In: Collaboration
12 May 2009I have had some renewed frustration recently with colleagues using email to pick meeting times for a group of people. I have found tools like Meet-o-matic to be much more useful for this and today after reading an academic paper on the topic of Computer Mediated Communication, I understand more clearly why.
To summarize, because of the time lag on email it is important to batch or streamline the process from everyone talking to find a mutually acceptable date to a model where a range of options is provided and everyone responds to a single source that gathers the information and then either informs the group of the best choice or upon failure offers a new range of dates. The web site http://meetomatic.com/ does exactly this and tends to work well for most situations. A person can also do the same role as Meet-o-matic by emailing a range of choices, gathering, then informing. Of course, online calendars from group members can help too!
Excerpt from “Support for Decisions by E-mail” by Jacob Palme
Problem: Interaction time (the time from a statement to a response) is in e-mail usually 6-48 hours, while the interaction time in face to face meetings is usually seconds or minutes only. This means that processes, which require many interactions, will take longer time through e-mail. In a face-to-face meetings, people can keep their attention on the same issue during the whole discussion, while in e-mail, they will do other things inbetween.

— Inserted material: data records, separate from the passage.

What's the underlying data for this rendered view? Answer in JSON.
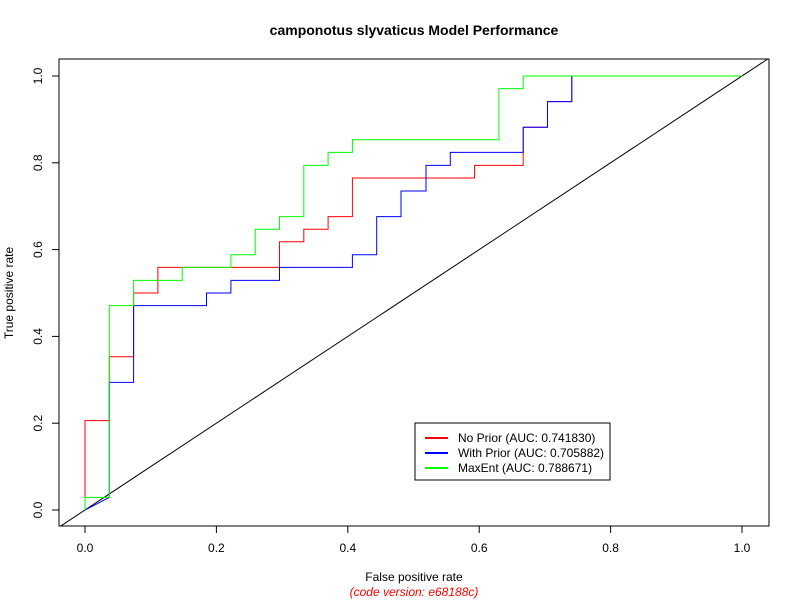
{
  "chart_data": {
    "type": "line",
    "title": "camponotus slyvaticus Model Performance",
    "xlabel": "False positive rate",
    "ylabel": "True positive rate",
    "footnote": "(code version: e68188c)",
    "footnote_color": "#ff0000",
    "xlim": [
      0.0,
      1.0
    ],
    "ylim": [
      0.0,
      1.0
    ],
    "x_ticks": [
      "0.0",
      "0.2",
      "0.4",
      "0.6",
      "0.8",
      "1.0"
    ],
    "y_ticks": [
      "0.0",
      "0.2",
      "0.4",
      "0.6",
      "0.8",
      "1.0"
    ],
    "grid": false,
    "legend_position": "bottom-right",
    "reference_line": {
      "from": [
        0.0,
        0.0
      ],
      "to": [
        1.0,
        1.0
      ],
      "color": "#000000"
    },
    "series": [
      {
        "name": "No Prior (AUC: 0.741830)",
        "color": "#ff0000",
        "x": [
          0.0,
          0.0,
          0.037,
          0.037,
          0.074,
          0.074,
          0.111,
          0.111,
          0.296,
          0.296,
          0.333,
          0.333,
          0.37,
          0.37,
          0.407,
          0.407,
          0.593,
          0.593,
          0.667,
          0.667,
          0.704,
          0.704,
          0.741,
          0.741,
          1.0
        ],
        "y": [
          0.0,
          0.206,
          0.206,
          0.353,
          0.353,
          0.5,
          0.5,
          0.559,
          0.559,
          0.618,
          0.618,
          0.647,
          0.647,
          0.676,
          0.676,
          0.765,
          0.765,
          0.794,
          0.794,
          0.882,
          0.882,
          0.941,
          0.941,
          1.0,
          1.0
        ]
      },
      {
        "name": "With Prior (AUC: 0.705882)",
        "color": "#0000ff",
        "x": [
          0.0,
          0.037,
          0.037,
          0.074,
          0.074,
          0.185,
          0.185,
          0.222,
          0.222,
          0.296,
          0.296,
          0.407,
          0.407,
          0.444,
          0.444,
          0.481,
          0.481,
          0.519,
          0.519,
          0.556,
          0.556,
          0.667,
          0.667,
          0.704,
          0.704,
          0.741,
          0.741,
          1.0
        ],
        "y": [
          0.0,
          0.029,
          0.294,
          0.294,
          0.471,
          0.471,
          0.5,
          0.5,
          0.529,
          0.529,
          0.559,
          0.559,
          0.588,
          0.588,
          0.676,
          0.676,
          0.735,
          0.735,
          0.794,
          0.794,
          0.824,
          0.824,
          0.882,
          0.882,
          0.941,
          0.941,
          1.0,
          1.0
        ]
      },
      {
        "name": "MaxEnt (AUC: 0.788671)",
        "color": "#00ff00",
        "x": [
          0.0,
          0.0,
          0.037,
          0.037,
          0.074,
          0.074,
          0.148,
          0.148,
          0.222,
          0.222,
          0.259,
          0.259,
          0.296,
          0.296,
          0.333,
          0.333,
          0.37,
          0.37,
          0.407,
          0.407,
          0.63,
          0.63,
          0.667,
          0.667,
          1.0
        ],
        "y": [
          0.0,
          0.029,
          0.029,
          0.471,
          0.471,
          0.529,
          0.529,
          0.559,
          0.559,
          0.588,
          0.588,
          0.647,
          0.647,
          0.676,
          0.676,
          0.794,
          0.794,
          0.824,
          0.824,
          0.853,
          0.853,
          0.971,
          0.971,
          1.0,
          1.0
        ]
      }
    ]
  }
}
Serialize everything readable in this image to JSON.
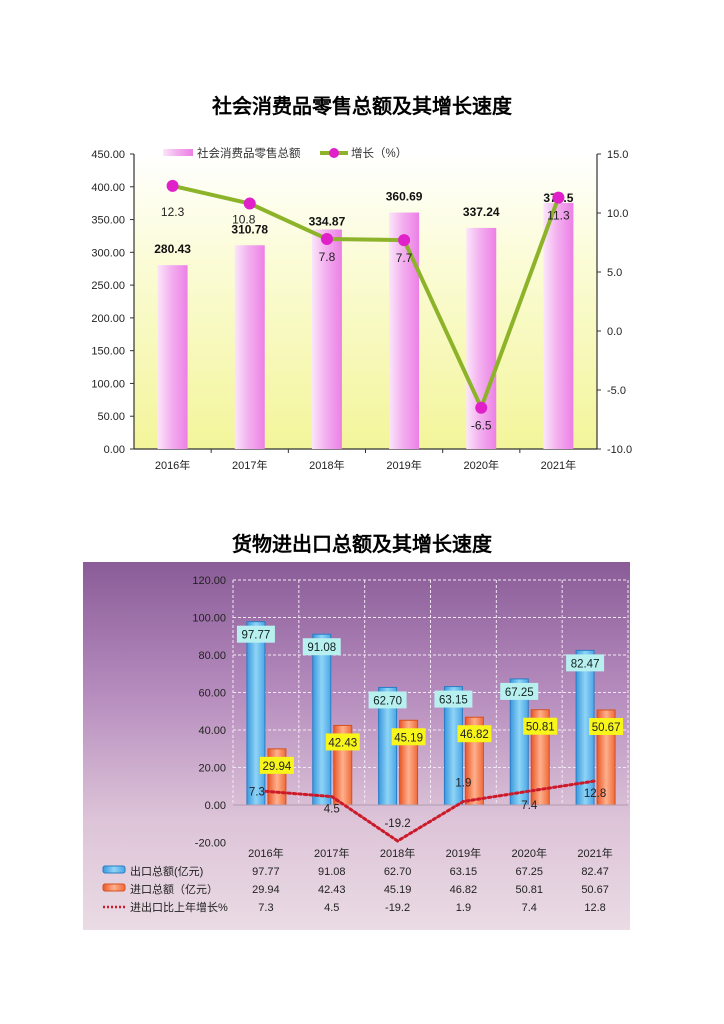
{
  "chart_data": [
    {
      "type": "bar+line",
      "title": "社会消费品零售总额及其增长速度",
      "categories": [
        "2016年",
        "2017年",
        "2018年",
        "2019年",
        "2020年",
        "2021年"
      ],
      "series": [
        {
          "name": "社会消费品零售总额",
          "type": "bar",
          "axis": "left",
          "values": [
            280.43,
            310.78,
            334.87,
            360.69,
            337.24,
            375.5
          ],
          "labels": [
            "280.43",
            "310.78",
            "334.87",
            "360.69",
            "337.24",
            "375.5"
          ],
          "color": "#ee88e8"
        },
        {
          "name": "增长（%）",
          "type": "line",
          "axis": "right",
          "values": [
            12.3,
            10.8,
            7.8,
            7.7,
            -6.5,
            11.3
          ],
          "labels": [
            "12.3",
            "10.8",
            "7.8",
            "7.7",
            "-6.5",
            "11.3"
          ],
          "color": "#8db32a",
          "marker_color": "#e020c8"
        }
      ],
      "left_axis": {
        "ylim": [
          0,
          450
        ],
        "ticks": [
          "0.00",
          "50.00",
          "100.00",
          "150.00",
          "200.00",
          "250.00",
          "300.00",
          "350.00",
          "400.00",
          "450.00"
        ]
      },
      "right_axis": {
        "ylim": [
          -10,
          15
        ],
        "ticks": [
          "-10.0",
          "-5.0",
          "0.0",
          "5.0",
          "10.0",
          "15.0"
        ]
      },
      "legend_position": "top",
      "grid": false,
      "background": "#f5f7a0"
    },
    {
      "type": "bar+line",
      "title": "货物进出口总额及其增长速度",
      "categories": [
        "2016年",
        "2017年",
        "2018年",
        "2019年",
        "2020年",
        "2021年"
      ],
      "series": [
        {
          "name": "出口总额(亿元)",
          "type": "bar",
          "values": [
            97.77,
            91.08,
            62.7,
            63.15,
            67.25,
            82.47
          ],
          "labels": [
            "97.77",
            "91.08",
            "62.70",
            "63.15",
            "67.25",
            "82.47"
          ],
          "color": "#6ec0f0"
        },
        {
          "name": "进口总额（亿元）",
          "type": "bar",
          "values": [
            29.94,
            42.43,
            45.19,
            46.82,
            50.81,
            50.67
          ],
          "labels": [
            "29.94",
            "42.43",
            "45.19",
            "46.82",
            "50.81",
            "50.67"
          ],
          "color": "#f58a5c"
        },
        {
          "name": "进出口比上年增长%",
          "type": "line",
          "style": "dotted",
          "values": [
            7.3,
            4.5,
            -19.2,
            1.9,
            7.4,
            12.8
          ],
          "labels": [
            "7.3",
            "4.5",
            "-19.2",
            "1.9",
            "7.4",
            "12.8"
          ],
          "color": "#cc1a2a"
        }
      ],
      "ylim": [
        -20,
        120
      ],
      "ticks": [
        "-20.00",
        "0.00",
        "20.00",
        "40.00",
        "60.00",
        "80.00",
        "100.00",
        "120.00"
      ],
      "grid": true,
      "data_table": true,
      "background": "#9a6ba8"
    }
  ]
}
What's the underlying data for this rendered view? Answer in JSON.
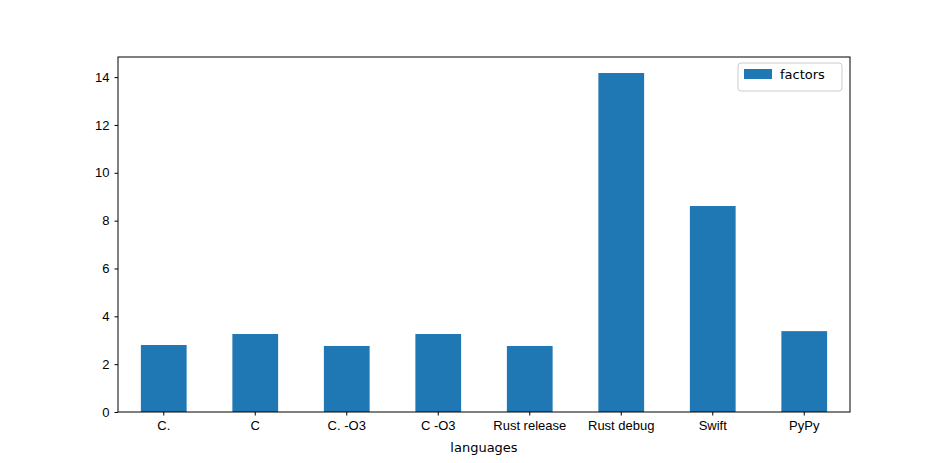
{
  "chart_data": {
    "type": "bar",
    "x_label": "languages",
    "categories": [
      "C.",
      "C",
      "C. -O3",
      "C -O3",
      "Rust release",
      "Rust debug",
      "Swift",
      "PyPy"
    ],
    "series": [
      {
        "name": "factors",
        "color": "#1f77b4",
        "values": [
          2.8,
          3.26,
          2.76,
          3.26,
          2.76,
          14.17,
          8.61,
          3.38
        ]
      }
    ],
    "ylim": [
      0,
      14.84
    ],
    "yticks": [
      0,
      2,
      4,
      6,
      8,
      10,
      12,
      14
    ],
    "grid": false,
    "legend": "upper right"
  }
}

Solution: In some cases, this can be solved with a different algorithm. A simple example is the booking of the time for a future meeting. With face-to-face meetings, the usual algorithm is as follows:
1. Someone proposes at date for the next meeting.
2. Everyone else checks if this date is acceptable.
3. If the date is not acceptable to someone, that person proposes a different date.
4. Back to step 2 until a date is found, which is acceptable to everyone.With e-mail, this algorithm will not work at all. With 6-48 hours loop time it may take weeks to schedule a time for a meeting. Instead, another algorithms may be used:
1. One person proposes five alternative dates, and asks everyone to reply to that person personally, indicating which of the dates are acceptable to them.
2. The proposing person collects the responses, checks which dates suites the largest number of people, and schedules the meeting for that date.
3. If none of the suggested dates are good enough, back to step 1.The second algorithm is much faster, because usually only one loop is neccessary. Important differences and similarities:
* With both algorithms, the goal is to find a date suitable to all or most of the participants.
* With both algorithms, the actual decision is not made automatically by some computer process. The decision is made by one or several people, aided by data collected by the computer.
* The human decision process in the face-to-face process sometimes can include that someone says “hold the meeting without me” or “well, OK, I will reschedule my other commitment for the proposed date”. With the e-mail variant, such additional factors are also taken into account, but sometimes by the chair alone, which decides “we will have to hold the meeting without Johnson this time”.